AISLE’s autonomous analyzer found all CVEs in the January OpenSSL release

Reaction to AISLE’s OpenSSL Findings

  • Many commenters are impressed that an automated analyzer surfaced 12/12 CVEs in a heavily audited project, especially with detailed reports and patches.
  • Others are skeptical: the blog gives little detail on how the system works, the site was intermittently down, and there’s concern this could be another source of AI-generated noise like the curl bug-bounty spam.
  • Several people want visibility into false-positive rates and human effort required to triage results, noting that current AI-generated security reports are often very low quality but still expensive to review.

OpenSSL Codebase Critique

  • Strong consensus that OpenSSL’s code is “hostile”: old, heavily #ifdef’d C with custom allocators, deep call stacks, and accreted features from decades of work.
  • Its CI is described as flaky and sometimes ignored, letting known crashes ship.
  • This complexity is seen as a key reason vulnerabilities keep appearing and are hard to find manually.
  • Some argue OpenSSL’s dominance reflects bad incentives (tragedy of the commons, certification/FIPS requirements) rather than technical merit.

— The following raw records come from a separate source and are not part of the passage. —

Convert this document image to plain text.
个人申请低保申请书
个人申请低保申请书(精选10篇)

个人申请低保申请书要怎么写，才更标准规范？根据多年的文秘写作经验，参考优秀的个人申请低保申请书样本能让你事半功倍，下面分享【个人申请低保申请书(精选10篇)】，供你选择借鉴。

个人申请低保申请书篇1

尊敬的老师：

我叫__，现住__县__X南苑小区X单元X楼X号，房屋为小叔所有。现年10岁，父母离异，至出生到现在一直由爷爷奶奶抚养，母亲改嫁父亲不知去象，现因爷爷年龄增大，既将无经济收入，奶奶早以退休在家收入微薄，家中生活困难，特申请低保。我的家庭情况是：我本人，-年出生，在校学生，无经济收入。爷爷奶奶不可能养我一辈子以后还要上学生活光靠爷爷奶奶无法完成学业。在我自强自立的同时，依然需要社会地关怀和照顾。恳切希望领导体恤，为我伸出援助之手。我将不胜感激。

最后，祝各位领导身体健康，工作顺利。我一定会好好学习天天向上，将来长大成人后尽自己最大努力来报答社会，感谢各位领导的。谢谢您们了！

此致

Alternatives and Migration

  • Multiple commenters recommend alternatives: BoringSSL, LibreSSL, AWS’s s2n and aws-lc, wolfSSL, libsodium, formally verified crypto (HACL*/EverCrypt), and newer stacks like rustls/ring or ocaml-tls.
  • There is frustration that large distros have not moved away from OpenSSL despite Heartbleed and ongoing issues.

AI for Security vs AI for Coding

  • Several participants are bearish on AI as a primary code author but bullish on AI tools for auditing and vulnerability discovery.
  • Others claim AI already creates “working” software at industry-typical quality; critics respond that productivity gains are offset by integration and verification overhead.
  • Dual-use is a big worry: if AI can help defenders find bugs, attackers can also use it to mine abandonware and long-tail services at scale.

Ecosystem & Patch Logistics

  • Commenters highlight systemic problems: huge amounts of unmaintained software, static linking, container sprawl, and slow distro backports make timely patching difficult.
  • Even with better discovery, propagating fixes across distros, vendors, and users is seen as a major unsolved challenge.

Trust, Marketing, and Openness

  • Some speculate about perverse incentives (e.g., buying zero-days and attributing them to AI, or training on undisclosed exploits) but admit there’s no evidence of this.
  • Others criticize the closed SaaS, demo-gated nature of the tool; they’d prefer reproducible, open methods.